Un conflicto que escala a nivel federal
La jornada de protesta incluirá cortes en rutas nacionales y accesos estratégicos a las principales ciudades del país. El detonante de la movilización es la resolución oficial que, a partir del 9 de abril, desvincula el ingreso de los trabajadores cooperativistas del Salario Mínimo, Vital y Móvil, fijando la cifra en $78.000. Desde el sector denuncian que este monto «licuado» por la inflación condena a los beneficiarios a la indigencia total.
«No somos beneficiarios de un plan, somos la clase trabajadora que se inventó su propio laburo», expresaron desde la UTEP en un comunicado. La organización, que agrupa a cartoneros y trabajadores de comedores, asegura que la crisis se agrava por la caída de 300 mil empleos formales en los últimos meses, personas que ahora buscan refugio en una economía popular ya desfinanciada.
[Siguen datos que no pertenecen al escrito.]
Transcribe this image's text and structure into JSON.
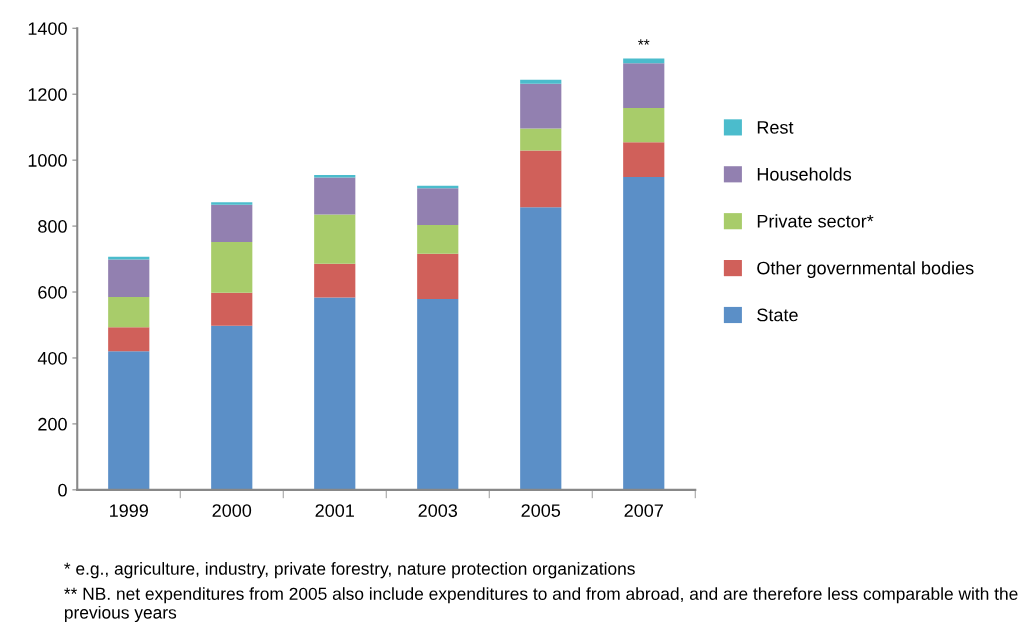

El impacto económico en las provincias
Desde la conducción gremial advierten que el recorte no solo afecta a las familias, sino que provocará una recesión automática en los barrios. Johana Duarte, secretaria gremial, puso como ejemplo la situación en el norte argentino: en provincias como Chaco, la quita de estos fondos representa miles de millones de pesos que dejarán de circular en los comercios de cercanía.
Según estimaciones del sector, la falta de este ingreso de $78.000 por familia podría disparar la pobreza entre 8 y 15 puntos en las economías regionales más postergadas. La movilización de este martes se perfila como un desafío directo al protocolo de seguridad vigente, en una pulseada que promete paralizar los puntos neurálgicos de ingreso a la Capital Federal y el resto de las capitales provinciales.